A assistência social, assim como a previdência e a saúde, é um direito social, conquistado com muita luta e previsto na Constituição de 1988. Em alguns países, é parte dos direitos assegurados aos trabalhadores, através de auxílio por desemprego, moradia, filhos, etc. Para garantir um mínimo de dignidade a essas famílias que vivem na linha da extrema pobreza, as beneficiárias deveriam receber ao menos um salário mínimo através do programa (isso sem questionar o baixíssimo valor do salário mínimo), combinado com forte investimento em educação, saúde, criação de postos de trabalho, dando condições para que saiam desta situação. Porém, o governo do PT sempre teve suas prioridades: em 2013, em apenas nove dias de pagamento da dívida (quase metade do orçamento federal), já superava o montante destinado ao Bolsa Família do ano inteiro, que não passava de 3%. Lula estava certo quando dizia que “nunca na história desse país os banqueiros lucraram tanto”. Dilma foi bem fiel a esse legado.
Fecho com Freixo e Luciana!
Jandira tem centrado sua campanha na denúncia do “golpe de estado” e em oposição a Temer e PMDB. Esse verniz de oposição de esquerda não pode iludir os cariocas. Quem há poucos meses compartilhava um projeto de cidade-mercadoria não merece um “voto pela mudança”. A candidatura de Jandira, portanto, é hipócrita e oportunista. Não só pela carga anti-PMDB que contradiz seu passado recente, mas também por estimular nas mulheres uma adesão acrítica a sua candidatura, muito apoiada na solidariedade à Dilma.
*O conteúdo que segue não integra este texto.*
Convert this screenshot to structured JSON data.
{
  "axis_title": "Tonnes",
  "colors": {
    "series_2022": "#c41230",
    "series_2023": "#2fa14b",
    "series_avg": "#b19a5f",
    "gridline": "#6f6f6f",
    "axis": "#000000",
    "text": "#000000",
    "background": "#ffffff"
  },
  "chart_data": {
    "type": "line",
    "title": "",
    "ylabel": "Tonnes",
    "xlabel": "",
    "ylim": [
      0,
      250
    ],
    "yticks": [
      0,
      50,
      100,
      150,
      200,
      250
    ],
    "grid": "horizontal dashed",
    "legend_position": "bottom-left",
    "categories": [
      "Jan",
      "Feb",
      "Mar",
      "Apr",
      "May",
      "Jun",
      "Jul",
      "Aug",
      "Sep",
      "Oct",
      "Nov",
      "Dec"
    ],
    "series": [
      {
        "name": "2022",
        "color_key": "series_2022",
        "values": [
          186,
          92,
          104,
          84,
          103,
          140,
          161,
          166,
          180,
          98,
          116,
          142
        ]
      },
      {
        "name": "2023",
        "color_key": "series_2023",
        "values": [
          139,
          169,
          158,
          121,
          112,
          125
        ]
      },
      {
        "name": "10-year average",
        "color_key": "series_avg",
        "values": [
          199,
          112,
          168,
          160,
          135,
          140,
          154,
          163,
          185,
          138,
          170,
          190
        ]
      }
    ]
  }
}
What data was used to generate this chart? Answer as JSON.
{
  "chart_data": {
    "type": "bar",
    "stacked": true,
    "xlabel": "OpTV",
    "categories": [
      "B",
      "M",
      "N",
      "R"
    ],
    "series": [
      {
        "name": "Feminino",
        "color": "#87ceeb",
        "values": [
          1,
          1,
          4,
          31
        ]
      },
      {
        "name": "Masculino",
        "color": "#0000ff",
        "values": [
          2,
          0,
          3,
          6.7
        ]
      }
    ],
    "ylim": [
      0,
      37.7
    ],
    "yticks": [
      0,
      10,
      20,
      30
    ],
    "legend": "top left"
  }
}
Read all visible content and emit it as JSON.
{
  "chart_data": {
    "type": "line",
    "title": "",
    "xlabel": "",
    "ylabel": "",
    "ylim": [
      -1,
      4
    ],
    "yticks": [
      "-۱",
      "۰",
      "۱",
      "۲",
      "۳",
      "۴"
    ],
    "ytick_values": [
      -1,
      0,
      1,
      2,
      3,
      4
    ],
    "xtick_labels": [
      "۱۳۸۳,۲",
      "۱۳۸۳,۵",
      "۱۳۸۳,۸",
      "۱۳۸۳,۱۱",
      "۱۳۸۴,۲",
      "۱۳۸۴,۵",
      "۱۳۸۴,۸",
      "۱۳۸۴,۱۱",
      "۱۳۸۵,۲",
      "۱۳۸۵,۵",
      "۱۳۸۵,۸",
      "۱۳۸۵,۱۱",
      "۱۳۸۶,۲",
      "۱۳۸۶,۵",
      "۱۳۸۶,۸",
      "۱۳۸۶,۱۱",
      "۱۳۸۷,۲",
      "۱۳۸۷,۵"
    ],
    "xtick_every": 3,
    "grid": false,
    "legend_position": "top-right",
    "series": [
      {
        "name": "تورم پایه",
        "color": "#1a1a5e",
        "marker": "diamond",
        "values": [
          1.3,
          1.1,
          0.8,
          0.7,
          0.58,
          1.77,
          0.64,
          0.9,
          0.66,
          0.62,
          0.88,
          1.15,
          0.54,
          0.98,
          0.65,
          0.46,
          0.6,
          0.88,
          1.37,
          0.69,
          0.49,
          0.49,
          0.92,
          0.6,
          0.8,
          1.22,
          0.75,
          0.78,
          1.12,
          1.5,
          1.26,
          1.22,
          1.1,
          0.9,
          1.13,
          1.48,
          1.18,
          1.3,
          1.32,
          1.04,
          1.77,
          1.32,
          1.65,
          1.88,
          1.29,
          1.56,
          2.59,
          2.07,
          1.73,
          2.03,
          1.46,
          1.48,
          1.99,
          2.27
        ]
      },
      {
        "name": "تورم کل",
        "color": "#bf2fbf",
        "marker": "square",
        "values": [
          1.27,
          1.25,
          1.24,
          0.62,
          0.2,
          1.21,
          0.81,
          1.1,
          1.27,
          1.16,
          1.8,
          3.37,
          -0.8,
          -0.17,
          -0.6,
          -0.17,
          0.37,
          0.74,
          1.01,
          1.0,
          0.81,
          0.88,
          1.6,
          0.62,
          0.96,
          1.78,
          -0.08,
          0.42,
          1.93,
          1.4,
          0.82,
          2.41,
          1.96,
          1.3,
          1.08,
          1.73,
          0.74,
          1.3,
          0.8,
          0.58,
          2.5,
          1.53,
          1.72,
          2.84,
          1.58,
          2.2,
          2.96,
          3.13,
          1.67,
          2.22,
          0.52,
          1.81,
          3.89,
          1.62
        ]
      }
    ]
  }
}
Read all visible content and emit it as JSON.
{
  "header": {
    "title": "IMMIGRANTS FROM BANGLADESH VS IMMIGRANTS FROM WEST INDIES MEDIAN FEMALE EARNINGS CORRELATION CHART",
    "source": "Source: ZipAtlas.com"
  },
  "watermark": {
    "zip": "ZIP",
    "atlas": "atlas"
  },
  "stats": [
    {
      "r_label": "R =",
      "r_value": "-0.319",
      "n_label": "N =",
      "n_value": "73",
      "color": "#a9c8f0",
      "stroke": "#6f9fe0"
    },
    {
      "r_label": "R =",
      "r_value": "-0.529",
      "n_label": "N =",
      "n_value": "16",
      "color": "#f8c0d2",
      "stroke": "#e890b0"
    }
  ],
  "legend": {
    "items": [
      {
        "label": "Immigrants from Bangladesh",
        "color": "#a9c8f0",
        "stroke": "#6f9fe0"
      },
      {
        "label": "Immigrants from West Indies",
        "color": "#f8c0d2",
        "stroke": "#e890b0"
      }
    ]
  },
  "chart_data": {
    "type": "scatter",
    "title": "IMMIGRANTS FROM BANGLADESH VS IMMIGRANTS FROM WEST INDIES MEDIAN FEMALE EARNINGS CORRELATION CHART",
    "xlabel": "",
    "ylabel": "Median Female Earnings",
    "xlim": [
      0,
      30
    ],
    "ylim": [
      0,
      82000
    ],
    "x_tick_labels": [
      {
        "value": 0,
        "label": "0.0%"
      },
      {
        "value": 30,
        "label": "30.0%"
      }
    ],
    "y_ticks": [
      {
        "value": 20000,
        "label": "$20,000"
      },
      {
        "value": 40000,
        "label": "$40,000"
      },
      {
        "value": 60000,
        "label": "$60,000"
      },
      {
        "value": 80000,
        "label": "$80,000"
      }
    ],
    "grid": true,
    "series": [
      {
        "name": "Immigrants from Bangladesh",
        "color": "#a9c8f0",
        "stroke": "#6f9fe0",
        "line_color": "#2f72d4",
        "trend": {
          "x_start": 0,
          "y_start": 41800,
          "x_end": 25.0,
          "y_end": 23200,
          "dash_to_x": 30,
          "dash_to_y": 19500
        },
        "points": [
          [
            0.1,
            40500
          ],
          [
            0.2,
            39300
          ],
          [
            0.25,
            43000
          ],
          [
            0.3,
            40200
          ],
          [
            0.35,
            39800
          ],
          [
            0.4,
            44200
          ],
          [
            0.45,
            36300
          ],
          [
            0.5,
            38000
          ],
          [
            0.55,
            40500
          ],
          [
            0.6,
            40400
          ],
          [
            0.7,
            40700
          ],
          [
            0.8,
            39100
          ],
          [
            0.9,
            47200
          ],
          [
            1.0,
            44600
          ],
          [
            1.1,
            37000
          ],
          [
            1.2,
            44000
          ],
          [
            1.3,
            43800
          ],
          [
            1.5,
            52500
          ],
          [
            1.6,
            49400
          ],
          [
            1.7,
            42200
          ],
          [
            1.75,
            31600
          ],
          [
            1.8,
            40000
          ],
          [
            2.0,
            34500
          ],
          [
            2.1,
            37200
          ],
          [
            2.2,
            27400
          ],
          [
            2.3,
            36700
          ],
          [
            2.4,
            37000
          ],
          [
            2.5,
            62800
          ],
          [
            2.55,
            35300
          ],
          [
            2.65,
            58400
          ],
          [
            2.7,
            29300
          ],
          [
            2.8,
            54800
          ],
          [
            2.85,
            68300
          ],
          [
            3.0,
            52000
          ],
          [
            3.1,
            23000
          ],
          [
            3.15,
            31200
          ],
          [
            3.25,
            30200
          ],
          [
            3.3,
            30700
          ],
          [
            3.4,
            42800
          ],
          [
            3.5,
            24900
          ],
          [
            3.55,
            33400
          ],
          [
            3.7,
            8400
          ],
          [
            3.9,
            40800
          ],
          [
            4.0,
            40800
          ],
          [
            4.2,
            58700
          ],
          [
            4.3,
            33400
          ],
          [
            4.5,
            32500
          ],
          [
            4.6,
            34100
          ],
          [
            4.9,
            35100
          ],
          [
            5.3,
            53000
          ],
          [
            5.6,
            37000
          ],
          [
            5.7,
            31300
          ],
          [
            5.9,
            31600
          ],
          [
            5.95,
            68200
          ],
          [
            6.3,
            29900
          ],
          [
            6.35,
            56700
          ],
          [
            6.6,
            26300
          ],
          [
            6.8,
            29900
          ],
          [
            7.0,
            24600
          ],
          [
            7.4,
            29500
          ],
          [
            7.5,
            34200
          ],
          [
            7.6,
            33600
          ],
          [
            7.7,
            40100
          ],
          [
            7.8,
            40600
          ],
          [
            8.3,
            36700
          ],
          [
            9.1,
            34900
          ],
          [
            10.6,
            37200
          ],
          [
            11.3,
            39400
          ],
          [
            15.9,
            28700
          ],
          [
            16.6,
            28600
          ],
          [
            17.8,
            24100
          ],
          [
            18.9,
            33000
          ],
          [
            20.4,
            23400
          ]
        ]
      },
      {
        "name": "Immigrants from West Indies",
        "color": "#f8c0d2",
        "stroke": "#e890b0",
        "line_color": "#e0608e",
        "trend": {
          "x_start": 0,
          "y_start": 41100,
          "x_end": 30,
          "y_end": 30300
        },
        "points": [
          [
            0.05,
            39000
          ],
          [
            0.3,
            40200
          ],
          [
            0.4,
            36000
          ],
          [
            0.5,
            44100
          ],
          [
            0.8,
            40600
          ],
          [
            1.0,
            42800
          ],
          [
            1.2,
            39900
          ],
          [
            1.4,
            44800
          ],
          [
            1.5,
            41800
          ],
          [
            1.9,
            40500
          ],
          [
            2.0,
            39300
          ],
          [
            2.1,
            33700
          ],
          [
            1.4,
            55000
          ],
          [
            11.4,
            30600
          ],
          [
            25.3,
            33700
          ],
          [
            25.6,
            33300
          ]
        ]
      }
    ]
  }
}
No último comício de Freixo, o candidato do PSOL só faltou citar nomes: “Eu nunca me aliei ao PMDB, nem aqui, nem em lugar nenhum. Porque PMDB é luta de classe, entende a cidade de outra maneira. Não governa a cidade da maneira que nós vamos governar. Não dá para governar junto”. Está ficando cada vez mais claro que um pacto de não-agressão entre as candidaturas de Freixo, Jandira e Molón não contribui em nada. A campanha de Freixo deve sim denunciar e desmascarar os discursos falsos, combater a ilusão nas mulheres que simpatizam com Jandira, deixar claro que Dilma e o PT nunca governaram para os oprimidos. Ao lado de Marcelo Freixo, a professora de direito da UFRJ Luciana Boiteux como vice traz a força do feminismo e da representatividade das mulheres, que é sim importante, mas sempre aliada a um programa que tem lado: das trabalhadoras e trabalhadores, de todos os oprimidos. Podemos dizer com provas e convicção que, nestas eleições, só há uma candidatura com força e coerência para chegar ao segundo turno. Nestes últimos dias de campanha, o caminho é fortalecer as vozes e lutas feministas na campanha de Freixo.